Такой замкнутой жизнью зажил Анастас Браница после своего девятилетнего отсутствия на родине. Визитов он не наносил. Сам никого не принимал. Да, впрочем, он почти ни с кем и не был близко знаком. Он проводил время, главным образом, в бесконечном чтении книг на французском или сербском языках, которые продолжал неутомимо приобретать и после возвращения. Закрывшись в бывшем кабинете отчима. Иногда не выходя целыми днями. Иногда читая и по ночам, чтобы восполнить отсутствие снов. Иногда он читал одетым словно для выхода в гости или на прием, в шляпе, с платочком в нагрудном кармашке пиджака, в перчатках и гамашах. Иногда с босыми ногами в небрежно запахнутом халате, под которым не было совершенно ничего кроме знаков его мужественности. Иногда в чтении он забирался так далеко и надолго, что возвращался вспотевшим, с впалыми щеками. Иногда появлялся таким свежим и бодрым, словно погрузился в чтение не более четверти часа назад, а не с того момента, когда, открыв глаза, поднялся с постели.
Закончил ли он правовой факультет, чем занимался в Париже, как провел годы войны - обо все этом он никому не рассказывал, и о той муке, в которую история смолола эти его годы, можно было только догадываться, когда он то раз, то другой скупо упоминал о чем-нибудь, скупо настолько, что этого было явно недостаточно, чтобы утолить любопытство окружающих. Но даже и эти скудные сведения казались настолько странными, что верила им только служанка, как, впрочем, и тогда, когда он двенадцатилетним мальчиком впервые в жизни спустился с холма к берегу моря. Возможно, ее поведение объяснялось глубоким уважением ко всему, что связано с книгами. А возможно, просто тем, что она привыкла быть преданной своему молодому хозяину. Однако, скорее всего, причина крылась в том, что после возвращения Анастаса Браницы в доме на Великом Врачаре под ногами снова заскрипел нежно-желтый песок. Не так, как раньше, не в таком количестве, что за один день набирался целый кулек, но все же его было достаточно, чтобы Златана никогда больше не усомнилась в правдивости каждого произнесенного хозяином слова.

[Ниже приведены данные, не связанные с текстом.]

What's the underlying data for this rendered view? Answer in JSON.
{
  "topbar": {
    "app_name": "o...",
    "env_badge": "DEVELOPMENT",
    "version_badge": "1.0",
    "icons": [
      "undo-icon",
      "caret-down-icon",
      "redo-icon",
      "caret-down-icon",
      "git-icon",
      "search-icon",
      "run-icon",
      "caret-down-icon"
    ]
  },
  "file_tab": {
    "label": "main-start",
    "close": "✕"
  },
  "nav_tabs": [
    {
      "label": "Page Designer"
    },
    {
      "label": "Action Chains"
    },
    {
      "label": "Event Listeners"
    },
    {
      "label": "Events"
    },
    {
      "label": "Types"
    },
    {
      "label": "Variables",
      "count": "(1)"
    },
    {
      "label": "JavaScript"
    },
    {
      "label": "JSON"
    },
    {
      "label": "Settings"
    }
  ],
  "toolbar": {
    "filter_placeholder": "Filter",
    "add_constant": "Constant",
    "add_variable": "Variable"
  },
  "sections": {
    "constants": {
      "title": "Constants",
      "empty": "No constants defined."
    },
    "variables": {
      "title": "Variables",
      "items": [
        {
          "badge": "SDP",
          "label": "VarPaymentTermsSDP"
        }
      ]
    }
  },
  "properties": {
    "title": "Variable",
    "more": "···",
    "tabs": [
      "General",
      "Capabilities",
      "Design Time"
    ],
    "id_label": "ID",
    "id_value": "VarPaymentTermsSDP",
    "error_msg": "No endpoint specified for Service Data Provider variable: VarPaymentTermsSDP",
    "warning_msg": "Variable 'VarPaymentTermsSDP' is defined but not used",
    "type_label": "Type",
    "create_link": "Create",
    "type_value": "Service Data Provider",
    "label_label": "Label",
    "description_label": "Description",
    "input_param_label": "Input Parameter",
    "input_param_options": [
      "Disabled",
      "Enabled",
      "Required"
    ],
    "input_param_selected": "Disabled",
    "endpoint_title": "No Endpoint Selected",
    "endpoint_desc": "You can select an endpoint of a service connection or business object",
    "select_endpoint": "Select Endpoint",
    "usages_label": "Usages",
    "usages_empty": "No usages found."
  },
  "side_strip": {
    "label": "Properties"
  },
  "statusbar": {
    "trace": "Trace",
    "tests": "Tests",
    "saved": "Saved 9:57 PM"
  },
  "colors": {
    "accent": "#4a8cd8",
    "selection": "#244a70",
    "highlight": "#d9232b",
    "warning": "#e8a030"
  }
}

- Приготовьте мне летний пиджак, легкое белье, белые брюки и рубашку, я буду отсутствовать несколько дней, - требовал он каждый месяц, и она, выполнив распоряжение, терпеливо дожидалась его возвращения, не заходя в комнату с книгами, непоколебимо уверенная в том, что Анастас действительно отсутствует, хотя знала, что из дома он не выходил.
Только в первую зиму она высказала опасение, как бы он не простудился. Звонкий мороз сковал улицы, железо прилипало к рукам, вокруг Большого военного острова, островов на Дунае и у берегов рек громоздились льдины, а голодные норки и ласки шныряли с берега на берег заключенной под лед Савы. А он так легко одет, да к тому же не соглашается растопить печь в кабинете.
- Там, куда я собираюсь, солнечно, там очень солнечно, - пытался он развеять ее опасения, и действительно вернулся с обгоревшим лбом и носом, покрытой загаром кожей под расстегнутой до третьей пуговицы рубашкой, рукава которой были подвернуты, обнажая потемневшие руки, а сам он при этом излучал такое тепло, словно провел все это время на жаре, хотя в Белграде солнца не хватало даже на то, чтобы вызвать капель и заставить ее звенеть под окнами.
Никто никогда уже не узнает, как получилось, что из этих его ежемесячных исчезновений в какой-то другой мир соткалась целая история. Благодаря ей Браница приобрел репутацию "немного чокнутого", потому что, как говорили, в книгах он встречался с одной англичанкой, женой землевладельца-колонизатора, которая за тысячи миль отсюда, в тропиках, долгими днями, пока ее муж объезжал плантации каучука или чая, читала книги с такими же названиями. Читала для того, чтобы видеться с молодым любовником. Как сложилась эта история, неизвестно, но на Анастаса Браницу стали смотреть как на чудака, на одного из тех, о ком каждый считает своим правом говорить все, что заблагорассудится, сплетничать, выдумывать и наговаривать, перешептываться за спиной или насмешливо перемигиваться.
- Да кто он такой?
- Пасынок покойного адвоката Величковича. Был фантазером с самого детства.
- Пресвятая Богородица и все святые! Такой никудышный наследник у такого достойного человека!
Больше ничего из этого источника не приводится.